On the question of an international independent process to assess progress as called for by the UN, the High Commissioner said that one needs to draw a distinction between an international process and an independent process.
He said “We respect the Sovereign rights of Britain, and of every other country, and we expect you to respect ours. We are a sovereign and an independent state and naturally we expect the same courtesy that you would expect us to apply for your country.”
“We do have an independent inquiry and many people who initially criticised the LLRC process changed their views when they actually saw the 388-paged document. It was modelled on the Truth and Reconciliation Commission of South Africa. It was set within the Principle of International Humanitarian Law, incorporating the Principle of Distinction and the Principle of Proportionality. “The Commission is moving forward and there is significant progress”.

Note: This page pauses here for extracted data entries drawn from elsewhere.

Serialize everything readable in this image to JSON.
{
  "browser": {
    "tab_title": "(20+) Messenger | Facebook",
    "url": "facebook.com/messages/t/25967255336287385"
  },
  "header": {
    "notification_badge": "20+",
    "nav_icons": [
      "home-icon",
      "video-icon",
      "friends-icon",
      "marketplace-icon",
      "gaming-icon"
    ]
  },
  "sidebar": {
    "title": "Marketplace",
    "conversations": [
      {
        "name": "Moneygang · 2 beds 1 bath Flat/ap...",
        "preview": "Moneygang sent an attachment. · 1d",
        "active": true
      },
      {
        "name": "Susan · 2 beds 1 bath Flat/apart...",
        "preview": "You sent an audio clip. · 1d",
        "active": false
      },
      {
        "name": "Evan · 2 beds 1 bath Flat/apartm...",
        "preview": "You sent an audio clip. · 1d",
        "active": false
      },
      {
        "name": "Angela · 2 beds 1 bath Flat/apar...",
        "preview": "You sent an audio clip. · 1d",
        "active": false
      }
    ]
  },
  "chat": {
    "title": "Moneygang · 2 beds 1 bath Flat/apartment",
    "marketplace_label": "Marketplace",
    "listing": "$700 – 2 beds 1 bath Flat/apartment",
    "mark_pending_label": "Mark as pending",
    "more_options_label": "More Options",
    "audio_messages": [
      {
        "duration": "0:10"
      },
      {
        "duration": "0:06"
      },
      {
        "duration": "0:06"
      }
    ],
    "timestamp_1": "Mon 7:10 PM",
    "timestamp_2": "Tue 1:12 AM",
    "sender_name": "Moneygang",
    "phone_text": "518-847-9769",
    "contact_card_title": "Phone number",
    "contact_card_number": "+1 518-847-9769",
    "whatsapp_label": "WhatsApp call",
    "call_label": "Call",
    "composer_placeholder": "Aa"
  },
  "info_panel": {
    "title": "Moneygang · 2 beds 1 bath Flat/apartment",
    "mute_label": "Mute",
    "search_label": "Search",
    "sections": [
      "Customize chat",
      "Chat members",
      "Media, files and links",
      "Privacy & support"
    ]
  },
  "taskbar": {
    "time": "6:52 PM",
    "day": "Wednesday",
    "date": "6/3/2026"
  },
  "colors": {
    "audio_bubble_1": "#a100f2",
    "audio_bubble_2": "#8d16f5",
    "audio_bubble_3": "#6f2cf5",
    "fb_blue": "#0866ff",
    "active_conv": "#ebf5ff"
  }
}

Questioned on refugees and persecution, Dr Nonis said “I would say there are many people who for various different reasons come and seek asylum, and I think what we have to separate, is those who seek asylum as economic refugees, from those who seek asylum as political refugees” – You must remember the demography of the country, the majority of Tamil people actually live in the Centre and South of Sri Lanka, if you look at Colombo, its roughly a 30-30-30 percent split between Sinhalese, Tamil and Muslim. We have a huge dichotomy or disjuncture in perception between what is portrayed here and the reality of contemporary Sri Lanka”.
Asked by Mishal Husain “ How many years would it take to say that we are now reconciled”, Dr Nonis pointed to South Africa and the post-apartheid period where there are still substantial issues and to Northern Ireland where, despite the “Good Friday” Agreement, there are still issues. “In comparison, I think we have done pretty well,” he said reiterating that it is only four years since the military defeat of the LTTE.